As for cultural, tangible and intangible heritage, the report stresses that it contributes 3% to the Gross Domestic Product, with an economic impact of 22,620 million euros, in addition to 225,000 direct and indirect jobs.
More churches than priests
The accounts show the good health of the Church’s money. But they show how the vocational and sacramental crisis has not peaked in a country that is less and less Catholic. At least formally.
And it is that in Spain there are 22,947 parishes (half located in rural Spain), to which must be added 87 cathedrals or 639 sanctuaries. However, with data from 2021, the number of priests barely adds up to 16,126, in addition to 116 bishops and 539 permanent deacons. This is: there are at least 7,000 temples without a pastor, although there are actually many more, because many parishes, especially urban ones, have several clergy in charge.
“There is a general crisis of disengagement,” said the EEC spokesman, who asked to frame the data in the general situation in society, especially in the West. However, the data shows the reality of a profound de-Christianization, which has been permeating our country for decades and has been a constant for years, a separate pandemic.
And not only because of the number of priests or religious.
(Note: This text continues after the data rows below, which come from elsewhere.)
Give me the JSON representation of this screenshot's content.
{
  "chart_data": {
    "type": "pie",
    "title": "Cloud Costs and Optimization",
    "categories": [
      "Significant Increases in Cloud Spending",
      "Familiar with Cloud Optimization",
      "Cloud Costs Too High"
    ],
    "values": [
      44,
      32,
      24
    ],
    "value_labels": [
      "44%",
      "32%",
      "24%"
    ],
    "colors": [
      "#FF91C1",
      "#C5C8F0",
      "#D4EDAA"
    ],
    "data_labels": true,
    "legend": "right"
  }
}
In Spain, with data from 2021, there are 1,028 seminarians –although we already know that they have dropped from a thousand in 2022– for 27,006 religious men and 8,501 religious, in addition to the 8,326 cloistered monks and nuns.
Added to them are 87,923 catechists, 36,911 religion teachers, 10,382 missionaries (in a very clear decline in recent years, although there are 542 families on mission) and “millions of lay people” who cannot be detailed, although memory does point to more than 9.5 Eucharist per year for 8.2 million faithful who attend Mass regularly. In Spain there are 408,000 lay associates, and more than a million members of Brotherhoods and Brotherhoods.
In 2021, the year in which we began to recover from the pandemic, there were 149,711 baptisms in Spain, 182,760 first (and in many cases, last) communions, 103,584 confirmations, 25,762 marriages (only one in ten couples are married by the Church in Spain) or 27,045 anointing of the sick, the only one that suffers compared to 2020. “If there are no Christians, the churches become museums” Magán repeated again.